The water booster pump must be specified so that inlet pressure does not drop below the net positive suction head (NPSH). This prevents cavitation, a phenomenon where the pump impeller is worn down by the formation and implosion of bubbles. It is also a good idea to install the pump in the lowest possible building level, where static pressure is higher.

Efficient Water Heating

Domestic hot water systems are available in a wide range of configurations.

  • Natural gas and heating oil are commonly used as heat sources, although efficient heat pumps can offer cost-effective heating without the emissions of combustion heaters.
  • In terms of physical features, water heating systems can have a storage tank or can be tankless.
  • There are also indirect systems that draw heat from the space heating boiler or furnace, through a heat exchanger or tankless coil.

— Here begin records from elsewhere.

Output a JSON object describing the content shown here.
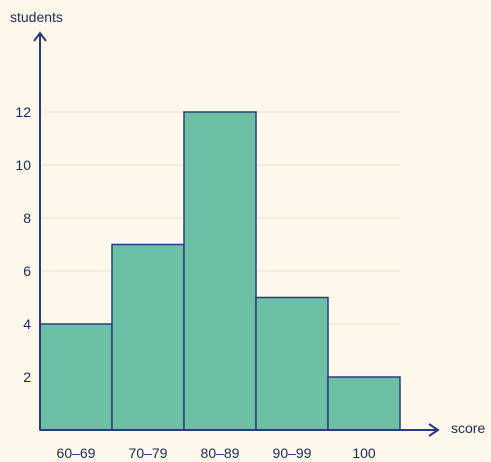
{
  "chart_data": {
    "type": "bar",
    "title": "",
    "xlabel": "score",
    "ylabel": "students",
    "categories": [
      "60–69",
      "70–79",
      "80–89",
      "90–99",
      "100"
    ],
    "values": [
      4,
      7,
      12,
      5,
      2
    ],
    "yticks": [
      2,
      4,
      6,
      8,
      10,
      12
    ],
    "ylim": [
      0,
      14
    ],
    "grid": true,
    "bar_color": "#6cc0a5",
    "bar_edge_color": "#2b3a7a",
    "axis_color": "#2b3a7a",
    "grid_color": "#e6e1cc"
  }
}
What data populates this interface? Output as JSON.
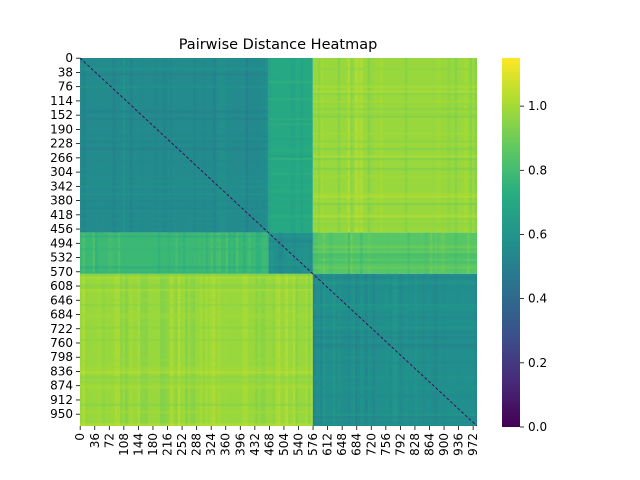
{
  "chart_data": {
    "type": "heatmap",
    "title": "Pairwise Distance Heatmap",
    "xlabel": "",
    "ylabel": "",
    "n": 982,
    "x_tick_labels": [
      "0",
      "36",
      "72",
      "108",
      "144",
      "180",
      "216",
      "252",
      "288",
      "324",
      "360",
      "396",
      "432",
      "468",
      "504",
      "540",
      "576",
      "612",
      "648",
      "684",
      "720",
      "756",
      "792",
      "828",
      "864",
      "900",
      "936",
      "972"
    ],
    "y_tick_labels": [
      "0",
      "38",
      "76",
      "114",
      "152",
      "190",
      "228",
      "266",
      "304",
      "342",
      "380",
      "418",
      "456",
      "494",
      "532",
      "570",
      "608",
      "646",
      "684",
      "722",
      "760",
      "798",
      "836",
      "874",
      "912",
      "950"
    ],
    "colorscale": "viridis",
    "colorbar": {
      "range": [
        0.0,
        1.15
      ],
      "tick_values": [
        0.0,
        0.2,
        0.4,
        0.6,
        0.8,
        1.0
      ],
      "tick_labels": [
        "0.0",
        "0.2",
        "0.4",
        "0.6",
        "0.8",
        "1.0"
      ]
    },
    "blocks": [
      {
        "rows": [
          0,
          466
        ],
        "cols": [
          0,
          466
        ],
        "value": 0.55
      },
      {
        "rows": [
          0,
          466
        ],
        "cols": [
          466,
          576
        ],
        "value": 0.7
      },
      {
        "rows": [
          0,
          466
        ],
        "cols": [
          576,
          982
        ],
        "value": 0.98
      },
      {
        "rows": [
          466,
          576
        ],
        "cols": [
          0,
          466
        ],
        "value": 0.78
      },
      {
        "rows": [
          466,
          576
        ],
        "cols": [
          466,
          576
        ],
        "value": 0.58
      },
      {
        "rows": [
          466,
          576
        ],
        "cols": [
          576,
          982
        ],
        "value": 0.85
      },
      {
        "rows": [
          576,
          982
        ],
        "cols": [
          0,
          576
        ],
        "value": 0.98
      },
      {
        "rows": [
          576,
          982
        ],
        "cols": [
          576,
          982
        ],
        "value": 0.57
      }
    ],
    "diagonal_value": 0.0
  }
}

Regardless of your heating system configuration, saving water saves energy, for the simple reason that less gallons flow through the heating system during the year. Of course, there are additional savings to achieve by upgrading the domestic hot water system as well. The lowest operating cost is normally achieved with tankless gas heaters and high-efficiency heat pumps. Electric resistance heaters are not normally recommended in New York and New Jersey, due to the high kWh prices.

Conclusion

Energy efficiency measures often focus on HVAC and lighting systems, and solar power has received plenty of attention lately thanks to the reduced cost of photovoltaic modules. However, there are also many opportunities to reduce building operating costs with effective plumbing design. This saves not only water, but also electricity and heating fuels - the municipal water supply does not always have the right pressure and temperature, and this makes pumping and water heating systems necessary.